BearingPoint looks to support businesses 'blurring lines' in digital age
With digital disruption prompting changes across all industries, many companies are embracing business models that increasingly overlap with other sectors. According to Tony Farnfield, UK Practice Lead at BearingPoint, the future will see an increasing number of previously distinct industries come together to create new business models, with the consulting industry no different to the rest.
2017 saw BearingPoint enjoy an extremely successful year, outpacing the growth of the overall consulting market with an expansion in revenues of 12% to hit €710 million. The management and technology consultancy also worked to enlarge its capacity to meet the changing needs of clients with the acquisition of specialist supply chain firm LCP Consulting.
Looking forward, BearingPoint’s newly appointed UK Practice Lead, Tony Farnfield, believes that the future holds some exciting prospects for the firm. Arriving at BearingPoint in early 2014, Farnfield spent the previous 15 years with consulting firm Trinity Horne. He moved over to BearingPoint when the firm, keen to maintain a front foot in its pursuit of growth, acquired Trinity Horne. In July 2018, Farnfield was made UK Practice Lead for BearingPoint.
But while he has spent almost 20 years in the consulting industry, his career has its roots elsewhere. Prior to his arrival in his current field, Farnfield worked in the print industry for 12 years.
“I moved across to consulting in 1998 having become heavily involved in technology during the digitisation of the print industry,” he explained.
This first-hand experience of digital transformation imbued Farnfield with an eye for changing trends elsewhere, and as digital disruption sweeps across all industries, and that experience has proven invaluable. Farnfield elaborated, “The world is changing fast. Lines are blurring between previously distinct industries. Heightened competition means clients need to think innovatively about their business model, how they can adapt to new challenges and leverage new technologies.”
A changing world
According to Farnfield, a key example of this digital disruption is in the automotive sector.

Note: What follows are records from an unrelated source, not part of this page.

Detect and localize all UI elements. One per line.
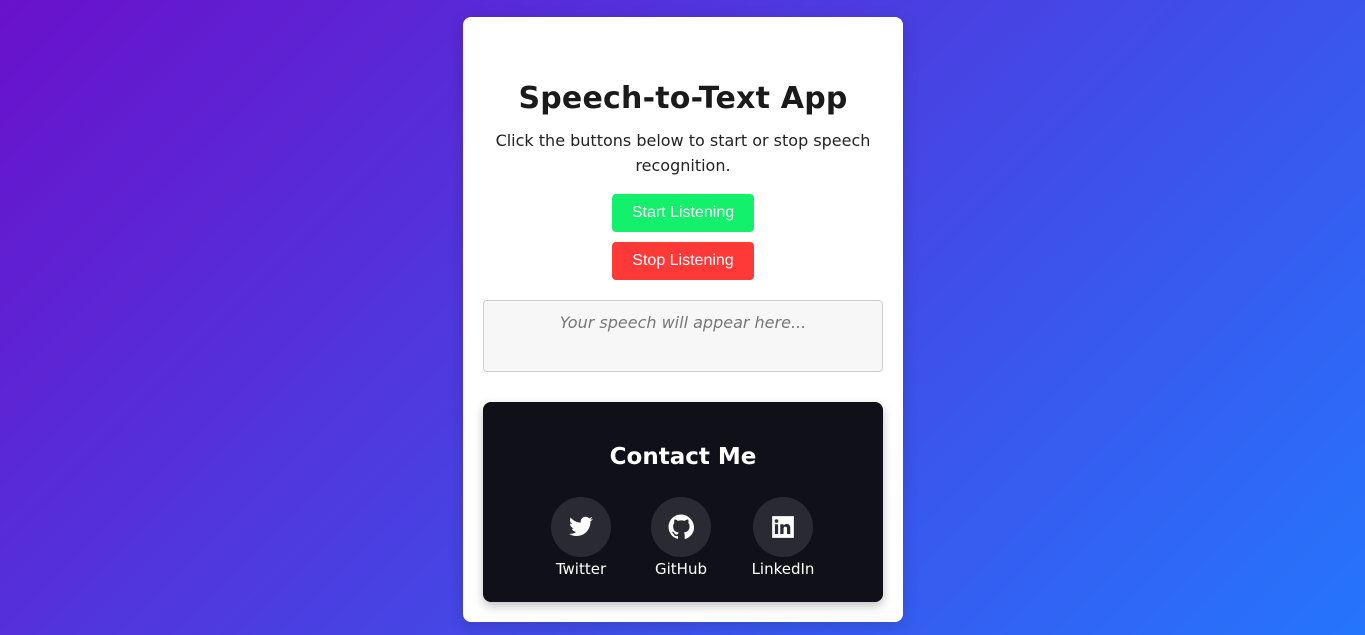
speech-output-box[interactable]: Your speech will appear here... bbox=[483, 300, 883, 372]
linkedin-icon bbox=[772, 516, 794, 538]
contact-section: Contact Me Twitter GitHub LinkedIn bbox=[483, 402, 883, 602]
github-link[interactable]: GitHub bbox=[641, 497, 721, 579]
linkedin-link[interactable]: LinkedIn bbox=[743, 497, 823, 579]
twitter-label: Twitter bbox=[555, 560, 607, 578]
stop-listening-button[interactable]: Stop Listening bbox=[612, 242, 754, 280]
linkedin-label: LinkedIn bbox=[751, 560, 815, 578]
github-icon bbox=[668, 514, 694, 539]
twitter-icon-circle bbox=[551, 497, 611, 557]
github-label: GitHub bbox=[655, 560, 707, 578]
contact-title: Contact Me bbox=[609, 444, 757, 470]
speech-output-placeholder: Your speech will appear here... bbox=[559, 313, 807, 332]
start-listening-button[interactable]: Start Listening bbox=[612, 194, 754, 232]
github-icon-circle bbox=[651, 497, 711, 557]
app-card: Speech-to-Text App Click the buttons bel… bbox=[463, 17, 903, 622]
instructions-text: Click the buttons below to start or stop… bbox=[495, 131, 871, 175]
twitter-link[interactable]: Twitter bbox=[541, 497, 621, 579]
page-title: Speech-to-Text App bbox=[518, 81, 848, 116]
twitter-icon bbox=[569, 516, 593, 536]
linkedin-icon-circle bbox=[753, 497, 813, 557]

Many companies, such as Jaguar Land Rover, are investing in new connected car technologies, and along with many other leading manufacturers they are faced with the disruptive force of companies like Tesla, a pioneer in electric cars, and those at the forefront of the self-driving promise. While this throws up the need to adapt technologically, it also means automotive companies may have to take strategic steps to accommodate the idea that the cars of the future maybe no longer have single owners – potentially impacting on demand and pricing for vehicles which may be rather costly to produce.
In addition to this, the insurance sector will also be impacted with an increasing need to embrace new business models as self-driving cars and shared-ownership increases. As the insurance and automotive industries look to change their business models, Farnfield expects the two distinct sectors will need to collaborate and work symbiotically to respond to an altered market, in which “people don’t own their assets and subscription models dominate.”
“Internally, the lines are also blurring. We are increasingly focussed on collaborating, innovating, and fostering synergies between our departments.”
– Tony Farnfield, BearingPoint UK Country Leader
A merging of paths like this can also be seen in the world of financial services. As the traditional big banks have struggled to remain compliant with increasingly heavy regulatory burdens, a new generation of digitally savvy FinTechs have made short work of the process by leveraging new technology-driven opportunities. Their flexibility and ability to tailor customer experiences have led to them gaining market share from long-term industry incumbents. In order to maintain their position, banks have had to think about this competition in an agile way, leading to a growing number collaborating with FinTechs; closing the gap and blurring the boundaries between these different businesses.
How to adapt
With a focus on digital and strategy work, Farnfield’s current role sees him both helping clients implement new technologies and business practices, and planning for the required cultural behavioural transformation that is needed to truly reap the benefits of change. To do so, he said that BearingPoint is mirroring the clients it seeks to help.
Farnfield stated, “Internally, the lines are also blurring. We are increasingly focussed on collaborating, innovating, and fostering synergies between our departments. As a result, we are producing an ever-increasing number of holistic solutions which we can offer to clients to enhance revenues, as well as participating directly in ventures.”
These solutions include Robotic Process Automation (RPA), AI offerings, and BearingPoint’s own regulatory, analytics and digital platform solutions. With an increased number of solutions being offered to clients, Farnfield foresees a change in the consultant/client relationship in years to come.
“What I see more and more is that partnerships and collaboration are essential,” he suggested. “As businesses’ agility becomes essential, it will be important to work together with companies in the long term, and sharing in risks and benefits will become business as usual.”
As a result of change in the market place the focus on people and innovation has become a critical success factor. To this end, Farnfield concluded, “Providing our people with the environment to accelerate their learning, experiment and be part of new and differentiated solutions is critical… We are now bringing people together from different industries and service lines to collaborate in hubs on innovative new offerings for our clients, while looking for new starters that have an entrepreneurial spirit, and who can look holistically at industry challenges and issues.”